Ворон не отвечает. Я продолжаю тащиться за ним по узкому коридору и, прежде чем успеваю опомниться, оказываюсь в его комнате. Он закрывает дверь, его рука касается моей. Это кажется таким реальным. Я жива. Он жив.
Мы оба живем, но по разные стороны этого мира.
Он стягивает с себя плащ и вешает его на крючок на стене. Без него он становится худым, почти исчезает. Он также начинает разворачивать свои одежды, и я собираюсь отвести взгляд, когда он останавливается, будучи полураздетым, и, судя по температуре моих щек, с таким же успехом он мог бы сейчас стоять раздетый полностью.
Он носит халат с развязанными завязками, как шаль, когда сидит за своим столом. Я сажусь рядом с ним. Он поднимает правую руку, рукав соскальзывает, когда он тянется за кистью, и наконец я замечаю повязку. Она намотана на его кисть и перевязана через пространство между безымянным и указательным пальцами.
Палец, его нет.
Я не знаю, чувствовать ли мне облегчение или ужас. Миазма могла бы легко отнять всю его руку. Он мог расстаться с жизнью, как призраки в той комнате, возможно тоже когда-то бывшие на службе у Миазмы.
Он и так потерял слишком много.
Ручка кисти, которую нужно бы прочно взять, поставив между безымянным и средним пальцами, раскачивается в захвате Ворона. Понаблюдав за его борьбой в течение нескольких минут, я не могу этого вынести, я обхватываю его руку своей. Я делаю вид, что помогаю, хотя это не так. Я причиняю ему боль, если уж на то пошло, потому что лицо Ворона бледнеет. Повязка окрашивается кровью.
Я отдергиваюсь, тяжело дыша.
– Ложись спать.
Он не слушает. Не может услышать. Я полагаю, он не стал бы слушать, даже если бы мог.
Ночь сгущается, в комнате холодает. Наконец Ворон откладывает кисть. Он откидывается на спинку стула, закрывает глаза.

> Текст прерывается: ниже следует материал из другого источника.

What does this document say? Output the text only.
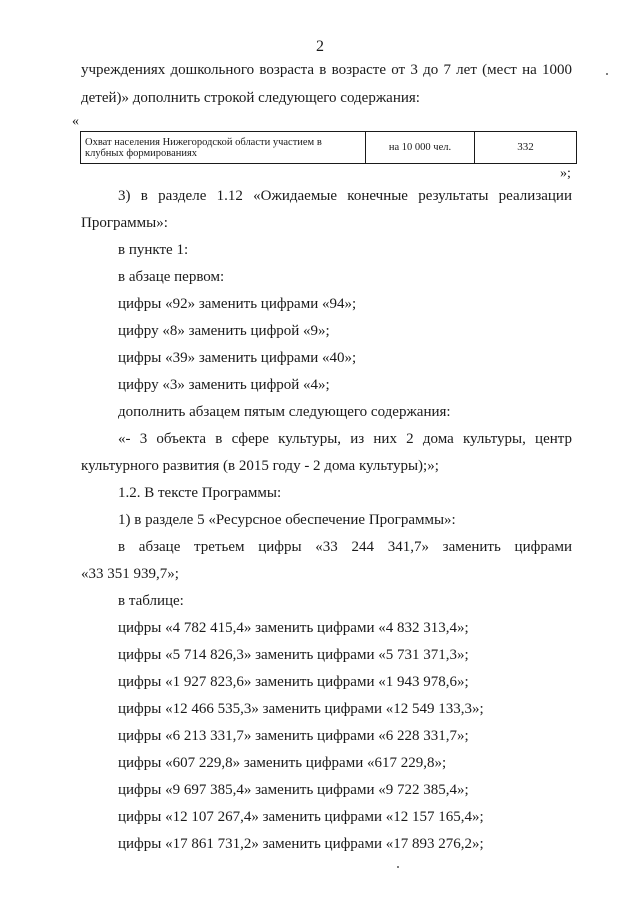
2
учреждениях дошкольного возраста в возрасте от 3 до 7 лет (мест на 1000
детей)» дополнить строкой следующего содержания:
«
Охват населения Нижегородской области участием в клубных формированиях	на 10 000 чел.	332
»;
3) в разделе 1.12 «Ожидаемые конечные результаты реализации
Программы»:
в пункте 1:
в абзаце первом:
цифры «92» заменить цифрами «94»;
цифру «8» заменить цифрой «9»;
цифры «39» заменить цифрами «40»;
цифру «3» заменить цифрой «4»;
дополнить абзацем пятым следующего содержания:
«- 3 объекта в сфере культуры, из них 2 дома культуры, центр
культурного развития (в 2015 году - 2 дома культуры);»;
1.2. В тексте Программы:
1) в разделе 5 «Ресурсное обеспечение Программы»:
в абзаце третьем цифры «33 244 341,7» заменить цифрами
«33 351 939,7»;
в таблице:
цифры «4 782 415,4» заменить цифрами «4 832 313,4»;
цифры «5 714 826,3» заменить цифрами «5 731 371,3»;
цифры «1 927 823,6» заменить цифрами «1 943 978,6»;
цифры «12 466 535,3» заменить цифрами «12 549 133,3»;
цифры «6 213 331,7» заменить цифрами «6 228 331,7»;
цифры «607 229,8» заменить цифрами «617 229,8»;
цифры «9 697 385,4» заменить цифрами «9 722 385,4»;
цифры «12 107 267,4» заменить цифрами «12 157 165,4»;
цифры «17 861 731,2» заменить цифрами «17 893 276,2»;
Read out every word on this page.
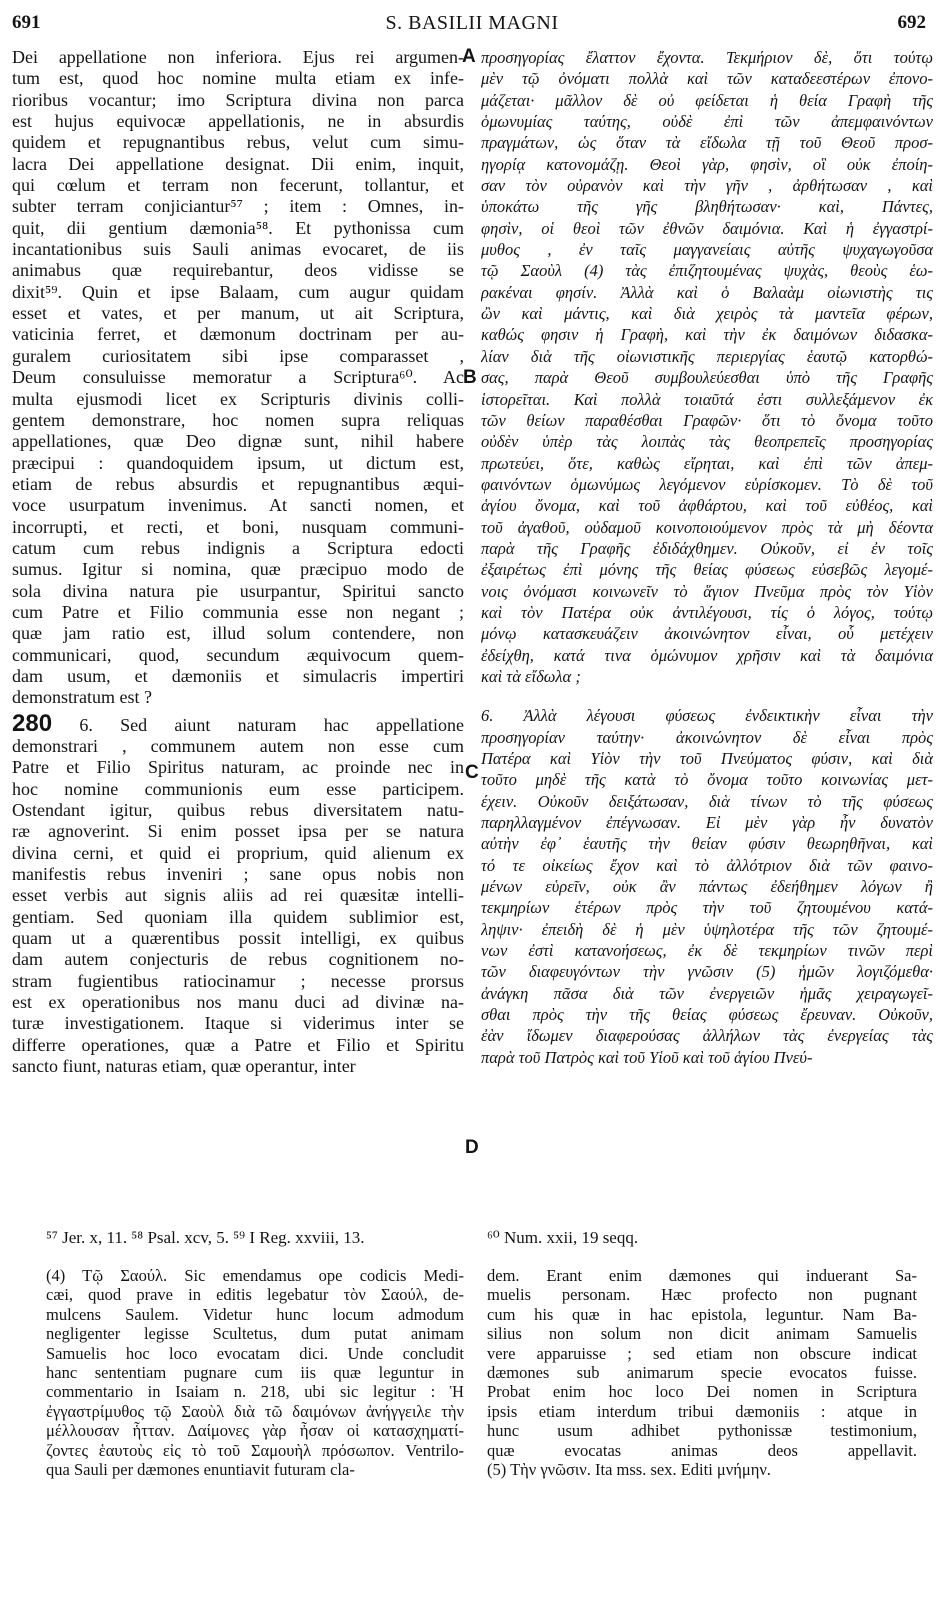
691	S. BASILII MAGNI	692
Dei appellatione non inferiora. Ejus rei argumen-
tum est, quod hoc nomine multa etiam ex infe-
rioribus vocantur; imo Scriptura divina non parca
est hujus equivocæ appellationis, ne in absurdis
quidem et repugnantibus rebus, velut cum simu-
lacra Dei appellatione designat. Dii enim, inquit,
qui cœlum et terram non fecerunt, tollantur, et
subter terram conjiciantur⁵⁷ ; item : Omnes, in-
quit, dii gentium dæmonia⁵⁸. Et pythonissa cum
incantationibus suis Sauli animas evocaret, de iis
animabus quæ requirebantur, deos vidisse se
dixit⁵⁹. Quin et ipse Balaam, cum augur quidam
esset et vates, et per manum, ut ait Scriptura,
vaticinia ferret, et dæmonum doctrinam per au-
guralem curiositatem sibi ipse comparasset ,
Deum consuluisse memoratur a Scriptura⁶⁰. Ac
multa ejusmodi licet ex Scripturis divinis colli-
gentem demonstrare, hoc nomen supra reliquas
appellationes, quæ Deo dignæ sunt, nihil habere
præcipui : quandoquidem ipsum, ut dictum est,
etiam de rebus absurdis et repugnantibus æqui-
voce usurpatum invenimus. At sancti nomen, et
incorrupti, et recti, et boni, nusquam communi-
catum cum rebus indignis a Scriptura edocti
sumus. Igitur si nomina, quæ præcipuo modo de
sola divina natura pie usurpantur, Spiritui sancto
cum Patre et Filio communia esse non negant ;
quæ jam ratio est, illud solum contendere, non
communicari, quod, secundum æquivocum quem-
dam usum, et dæmoniis et simulacris impertiri
demonstratum est ?
280 6. Sed aiunt naturam hac appellatione
demonstrari , communem autem non esse cum
Patre et Filio Spiritus naturam, ac proinde nec in
hoc nomine communionis eum esse participem.
Ostendant igitur, quibus rebus diversitatem natu-
ræ agnoverint. Si enim posset ipsa per se natura
divina cerni, et quid ei proprium, quid alienum ex
manifestis rebus inveniri ; sane opus nobis non
esset verbis aut signis aliis ad rei quæsitæ intelli-
gentiam. Sed quoniam illa quidem sublimior est,
quam ut a quærentibus possit intelligi, ex quibus
dam autem conjecturis de rebus cognitionem no-
stram fugientibus ratiocinamur ; necesse prorsus
est ex operationibus nos manu duci ad divinæ na-
turæ investigationem. Itaque si viderimus inter se
differre operationes, quæ a Patre et Filio et Spiritu
sancto fiunt, naturas etiam, quæ operantur, inter
προσηγορίας ἔλαττον ἔχοντα. Τεκμήριον δὲ, ὅτι τούτῳ
μὲν τῷ ὀνόματι πολλὰ καὶ τῶν καταδεεστέρων ἐπονο-
μάζεται· μᾶλλον δὲ οὐ φείδεται ἡ θεία Γραφὴ τῆς
ὁμωνυμίας ταύτης, οὐδὲ ἐπὶ τῶν ἀπεμφαινόντων
πραγμάτων, ὡς ὅταν τὰ εἴδωλα τῇ τοῦ Θεοῦ προσ-
ηγορίᾳ κατονομάζῃ. Θεοὶ γὰρ, φησὶν, οἳ οὐκ ἐποίη-
σαν τὸν οὐρανὸν καὶ τὴν γῆν , ἀρθήτωσαν , καὶ
ὑποκάτω τῆς γῆς βληθήτωσαν· καὶ, Πάντες,
φησὶν, οἱ θεοὶ τῶν ἐθνῶν δαιμόνια. Καὶ ἡ ἐγγαστρί-
μυθος , ἐν ταῖς μαγγανείαις αὐτῆς ψυχαγωγοῦσα
τῷ Σαοὺλ (4) τὰς ἐπιζητουμένας ψυχὰς, θεοὺς ἑω-
ρακέναι φησίν. Ἀλλὰ καὶ ὁ Βαλαὰμ οἰωνιστὴς τις
ὢν καὶ μάντις, καὶ διὰ χειρὸς τὰ μαντεῖα φέρων,
καθώς φησιν ἡ Γραφὴ, καὶ τὴν ἐκ δαιμόνων διδασκα-
λίαν διὰ τῆς οἰωνιστικῆς περιεργίας ἑαυτῷ κατορθώ-
σας, παρὰ Θεοῦ συμβουλεύεσθαι ὑπὸ τῆς Γραφῆς
ἱστορεῖται. Καὶ πολλὰ τοιαῦτά ἐστι συλλεξάμενον ἐκ
τῶν θείων παραθέσθαι Γραφῶν· ὅτι τὸ ὄνομα τοῦτο
οὐδὲν ὑπὲρ τὰς λοιπὰς τὰς θεοπρεπεῖς προσηγορίας
πρωτεύει, ὅτε, καθὼς εἴρηται, καὶ ἐπὶ τῶν ἀπεμ-
φαινόντων ὁμωνύμως λεγόμενον εὑρίσκομεν. Τὸ δὲ τοῦ
ἁγίου ὄνομα, καὶ τοῦ ἀφθάρτου, καὶ τοῦ εὐθέος, καὶ
τοῦ ἀγαθοῦ, οὐδαμοῦ κοινοποιούμενον πρὸς τὰ μὴ δέοντα
παρὰ τῆς Γραφῆς ἐδιδάχθημεν. Οὐκοῦν, εἰ ἐν τοῖς
ἐξαιρέτως ἐπὶ μόνης τῆς θείας φύσεως εὐσεβῶς λεγομέ-
νοις ὀνόμασι κοινωνεῖν τὸ ἅγιον Πνεῦμα πρὸς τὸν Υἱὸν
καὶ τὸν Πατέρα οὐκ ἀντιλέγουσι, τίς ὁ λόγος, τούτῳ
μόνῳ κατασκευάζειν ἀκοινώνητον εἶναι, οὗ μετέχειν
ἐδείχθη, κατά τινα ὁμώνυμον χρῆσιν καὶ τὰ δαιμόνια
καὶ τὰ εἴδωλα ;
6. Ἀλλὰ λέγουσι φύσεως ἐνδεικτικὴν εἶναι τὴν
προσηγορίαν ταύτην· ἀκοινώνητον δὲ εἶναι πρὸς
Πατέρα καὶ Υἱὸν τὴν τοῦ Πνεύματος φύσιν, καὶ διὰ
τοῦτο μηδὲ τῆς κατὰ τὸ ὄνομα τοῦτο κοινωνίας μετ-
έχειν. Οὐκοῦν δειξάτωσαν, διὰ τίνων τὸ τῆς φύσεως
παρηλλαγμένον ἐπέγνωσαν. Εἰ μὲν γὰρ ἦν δυνατὸν
αὐτὴν ἐφ᾽ ἑαυτῆς τὴν θείαν φύσιν θεωρηθῆναι, καὶ
τό τε οἰκείως ἔχον καὶ τὸ ἀλλότριον διὰ τῶν φαινο-
μένων εὑρεῖν, οὐκ ἂν πάντως ἐδεήθημεν λόγων ἢ
τεκμηρίων ἑτέρων πρὸς τὴν τοῦ ζητουμένου κατά-
ληψιν· ἐπειδὴ δὲ ἡ μὲν ὑψηλοτέρα τῆς τῶν ζητουμέ-
νων ἐστὶ κατανοήσεως, ἐκ δὲ τεκμηρίων τινῶν περὶ
τῶν διαφευγόντων τὴν γνῶσιν (5) ἡμῶν λογιζόμεθα·
ἀνάγκη πᾶσα διὰ τῶν ἐνεργειῶν ἡμᾶς χειραγωγεῖ-
σθαι πρὸς τὴν τῆς θείας φύσεως ἔρευναν. Οὐκοῦν,
ἐὰν ἴδωμεν διαφερούσας ἀλλήλων τὰς ἐνεργείας τὰς
παρὰ τοῦ Πατρὸς καὶ τοῦ Υἱοῦ καὶ τοῦ ἁγίου Πνεύ-
A
B
C
D
⁵⁷ Jer. x, 11. ⁵⁸ Psal. xcv, 5. ⁵⁹ I Reg. xxviii, 13.	⁶⁰ Num. xxii, 19 seqq.
(4) Τῷ Σαούλ. Sic emendamus ope codicis Medi-
cæi, quod prave in editis legebatur τὸν Σαούλ, de-
mulcens Saulem. Videtur hunc locum admodum
negligenter legisse Scultetus, dum putat animam
Samuelis hoc loco evocatam dici. Unde concludit
hanc sententiam pugnare cum iis quæ leguntur in
commentario in Isaiam n. 218, ubi sic legitur : Ἡ
ἐγγαστρίμυθος τῷ Σαοὺλ διὰ τῶ δαιμόνων ἀνήγγειλε τὴν
μέλλουσαν ἧτταν. Δαίμονες γὰρ ἦσαν οἱ κατασχηματί-
ζοντες ἑαυτοὺς εἰς τὸ τοῦ Σαμουὴλ πρόσωπον. Ventrilo-
qua Sauli per dæmones enuntiavit futuram cla-
dem. Erant enim dæmones qui induerant Sa-
muelis personam. Hæc profecto non pugnant
cum his quæ in hac epistola, leguntur. Nam Ba-
silius non solum non dicit animam Samuelis
vere apparuisse ; sed etiam non obscure indicat
dæmones sub animarum specie evocatos fuisse.
Probat enim hoc loco Dei nomen in Scriptura
ipsis etiam interdum tribui dæmoniis : atque in
hunc usum adhibet pythonissæ testimonium,
quæ evocatas animas deos appellavit.
(5) Τὴν γνῶσιν. Ita mss. sex. Editi μνήμην.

Его дыхание выравнивается и замедляется.
Я пришла ради Жэнь, а не ради Ворона. Ворона, который только страдает из-за меня. Я обманула его. Он купился на это. Я видела, чего ему это стоило.
Мне нужно уходить.
Но еще на один удар сердца я остаюсь. Я сажусь рядом с ним за стол. Заново изучаю его лицо, хотя никогда его не забывала. Когда его голова опускается, а пола халата соскальзывает, я пытаюсь вернуть ткань на место, хотя знаю, что это бесполезно. Мои пальцы касаются его кожи.
Его глаза распахиваются.
Мой пульс подскакивает. Он видит меня. Я уверена в этом.
Потом его веки закрываются. Он вздыхает, звук такой надтреснутый, что я замираю, пока он снова не засыпает.
Ясно, что я оказываю какое-то влияние на Ворона, точно так же, как на Миазму. Могу ли я существовать вот так, как бог в мире смертных, и каким-то образом все еще служить Жэнь?
Мой взгляд резко взлетает над плечом Ворона, и я вижу Росинку, стоящую у стены, ее голова едва достает до низа его плаща.